Mais, à travers les rues tortueuses et rocailleuses, circule une aimable population. Les femmes, surtout, se distinguent par leur beauté au type méridional. Quelques savants, M. de Quatrefages, en tête, les regardent comme filles d'une colonie basque, établie à Granville au moyen âge.

M. Baude, d'accord en cela avec les traditions, les fait descendre de Siciliennes, devenues compagnes des soldats des sires de Hauteville.

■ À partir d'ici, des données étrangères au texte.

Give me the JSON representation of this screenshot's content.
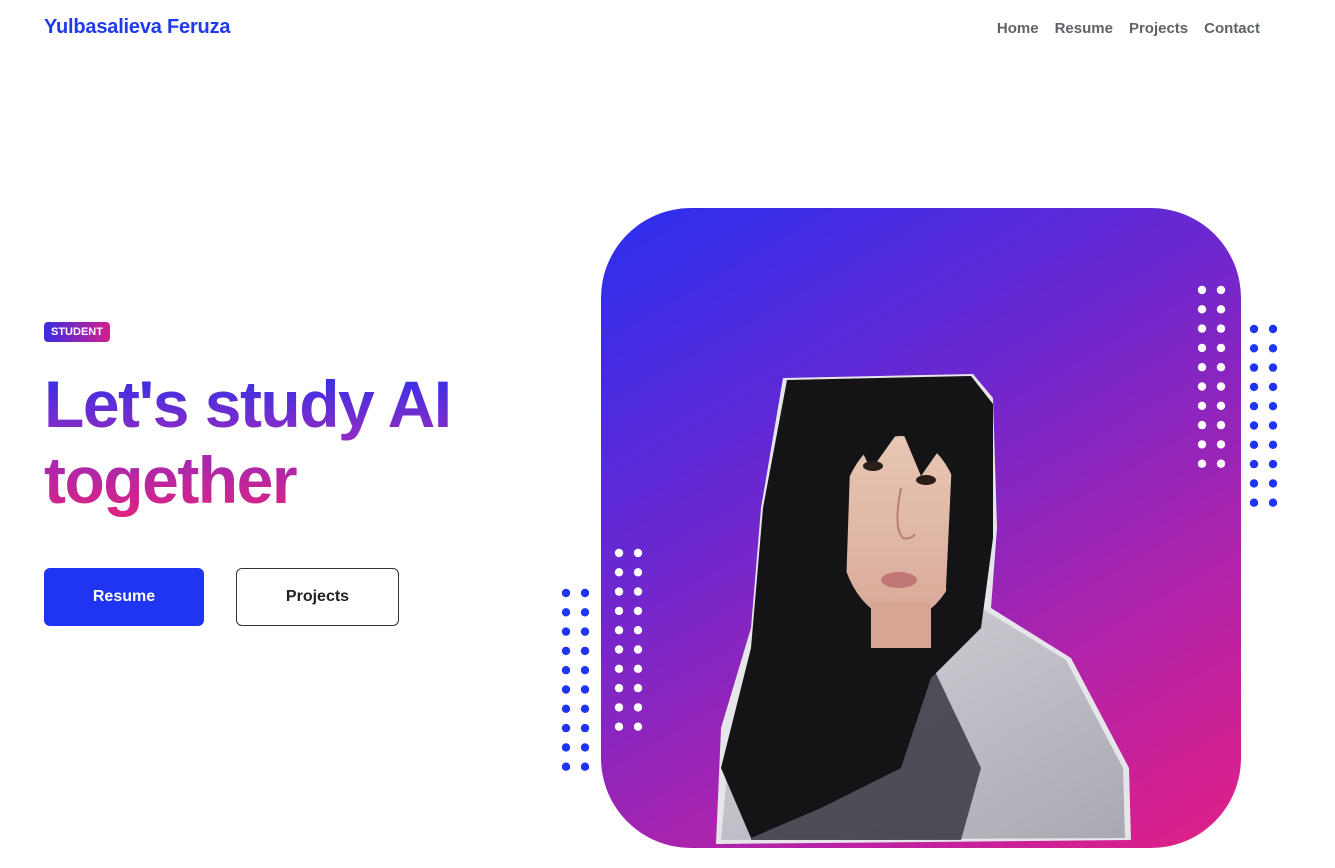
{
  "header": {
    "brand": "Yulbasalieva Feruza",
    "nav": [
      "Home",
      "Resume",
      "Projects",
      "Contact"
    ]
  },
  "hero": {
    "badge": "STUDENT",
    "headline_line1": "Let's study AI",
    "headline_line2": "together",
    "primary_button": "Resume",
    "secondary_button": "Projects"
  },
  "colors": {
    "brand": "#1f3aed",
    "primary_button": "#1f35f2",
    "gradient_start": "#2631ee",
    "gradient_end": "#e1237f",
    "dot_blue": "#1f35f2",
    "dot_white": "#ffffff"
  },
  "decor": {
    "portrait": "portrait-photo",
    "dot_grids": [
      "dots-white-right",
      "dots-blue-right",
      "dots-white-left",
      "dots-blue-left"
    ]
  }
}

N'importe leur origine, elles contribuent à donner un cachet à part aux promenades dans Granville qui, sans cette division, sembleraient singulièrement fatigantes.


Les îles Chausey gisent en face du port, à environ douze kilomètres. Elles ne donnent que du granit, très beau à la vérité, et de prodigieuses quantités de lapins. C'est à se demander comment la gent rongeuse peut pulluler ainsi au milieu d'entassements énormes de rochers nus, arides... la mer, sans doute, pourvoit à la difficulté.


En continuant à suivre le rivage, on trouve un petit cours d'eau: la Sée, qui, en compagnie de la Sélune, vient former un golfe minuscule dans le grand golfe renfermé entre la pointe de Cancale et celle de Granville.

La Sée serpente à travers des marais et des grèves constamment fouillées par les infiltrations d'eaux douces et salées. Les plages mouvantes commencent; il devient nécessaire de ne point courir la côte sans guide exercé.